This is an essential disc not only for admirers of Jonathan Harvey’s work in general but for all those interested in contemporary sacred music. Harvey stretched the limits of Anglican church music in a way not seen, really, since Tippett’s Evening Canticles from 1961, but did so with regularity and consistency. I recall fellow church music enthusiasts in the early 1980s making real (and largely successful) efforts to come to grips with this music, in a way they would never have done for the rest of Harvey’s output; works such as I love the Lord were totems of the acceptable face of modern church music. But his work has never achieved a regular foothold in the worship of the Anglican Church, and in part this must be attributed to the technical difficulty of some of it. This outstanding recording may help to change that.

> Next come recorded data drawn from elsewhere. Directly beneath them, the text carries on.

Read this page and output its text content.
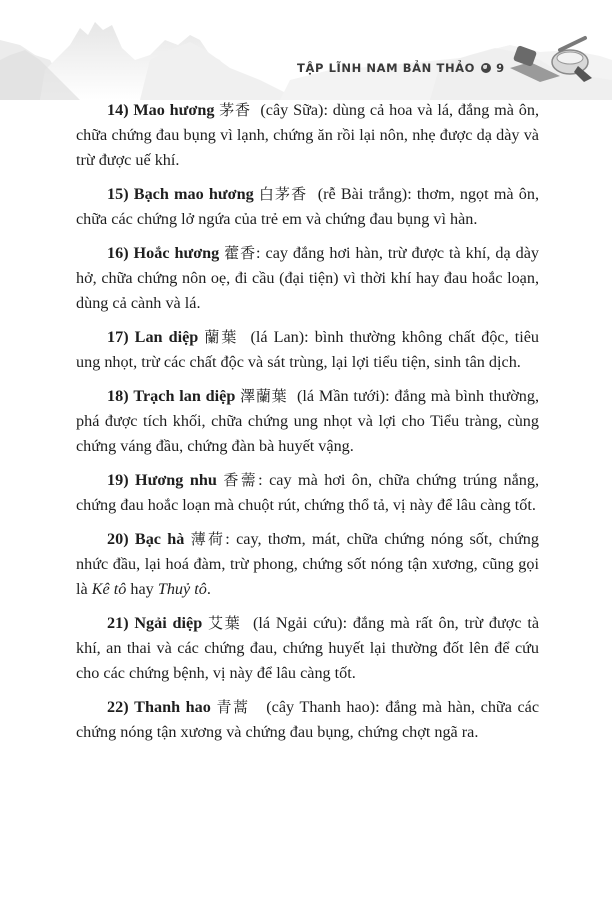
TẬP LĨNH NAM BẢN THẢO 9

14) Mao hương 茅香 (cây Sữa): dùng cả hoa và lá, đắng mà ôn, chữa chứng đau bụng vì lạnh, chứng ăn rồi lại nôn, nhẹ được dạ dày và trừ được uế khí.

15) Bạch mao hương 白茅香 (rễ Bài trắng): thơm, ngọt mà ôn, chữa các chứng lở ngứa của trẻ em và chứng đau bụng vì hàn.

16) Hoắc hương 藿香: cay đắng hơi hàn, trừ được tà khí, dạ dày hở, chữa chứng nôn oẹ, đi cầu (đại tiện) vì thời khí hay đau hoắc loạn, dùng cả cành và lá.

17) Lan diệp 蘭葉 (lá Lan): bình thường không chất độc, tiêu ung nhọt, trừ các chất độc và sát trùng, lại lợi tiểu tiện, sinh tân dịch.

18) Trạch lan diệp 澤蘭葉 (lá Mần tưới): đắng mà bình thường, phá được tích khối, chữa chứng ung nhọt và lợi cho Tiểu tràng, cùng chứng váng đầu, chứng đàn bà huyết vậng.

19) Hương nhu 香薷: cay mà hơi ôn, chữa chứng trúng nắng, chứng đau hoắc loạn mà chuột rút, chứng thổ tả, vị này để lâu càng tốt.

20) Bạc hà 薄荷: cay, thơm, mát, chữa chứng nóng sốt, chứng nhức đầu, lại hoá đàm, trừ phong, chứng sốt nóng tận xương, cũng gọi là Kê tô hay Thuỷ tô.

21) Ngải diệp 艾葉 (lá Ngải cứu): đắng mà rất ôn, trừ được tà khí, an thai và các chứng đau, chứng huyết lại thường đốt lên để cứu cho các chứng bệnh, vị này để lâu càng tốt.

22) Thanh hao 青蒿 (cây Thanh hao): đắng mà hàn, chữa các chứng nóng tận xương và chứng đau bụng, chứng chợt ngã ra.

The relatively straightforward I love the Lord (1977) is in fact what opens the disc, preparing the way for a staggering performance of the Magnificat and Nunc dimittis, written the following year. The Magnificat is epic in scope; it is hard to believe that it lasts just under eight minutes. Certainly these are difficult works, including various vocal techniques (whispering, glissandos, percussive repetition of consonants, etc) hardly common in the normal run of church music, but the investment the choir has clearly put into them really gives extraordinary results. As Andrew Nethsingha writes in his detailed and reflective notes, ‘Some contemporary music experts have considered Harvey’s church music to be of lesser importance than his instrumental works. I want to stress how imaginative, innovative and courageous Harvey was in pushing the boundaries of church music, without ever losing the intensity of spirituality which underpins all the great religious music.’ Precisely so, though it was of course essential that Harvey be able to write for a choir of sufficient technical ability to cope with his demands – and this was the great contribution of Martin Neary, with his pioneering work in commissioning new work at Winchester – and Harvey was never a straighforward Christian believer, as Nethsingha also acknowledges.
The disc also includes stunning performances of Come, Holy Ghost (1984), another of the composer’s works that has proved more popular, though its technical demands should not be underestimated; the dazzling Missa brevis (1995); and the very moving The Annunciation (2011), written right at the end of Harvey’s life for this choir, as well as two exuberant works for solo organ (the Toccata also employs tape) peformed by Edward Picton-Turbervill. This recording is outstanding on every count: remarkable and under-peformed repertoire, beautfully performed and recorded. I wonder if St John’s might next consider other works from Harvey’s non-liturgical output, such as the wonderful Forms of Emptiness and Sobre un Éxtasis de Alta Contemplación? One can hope.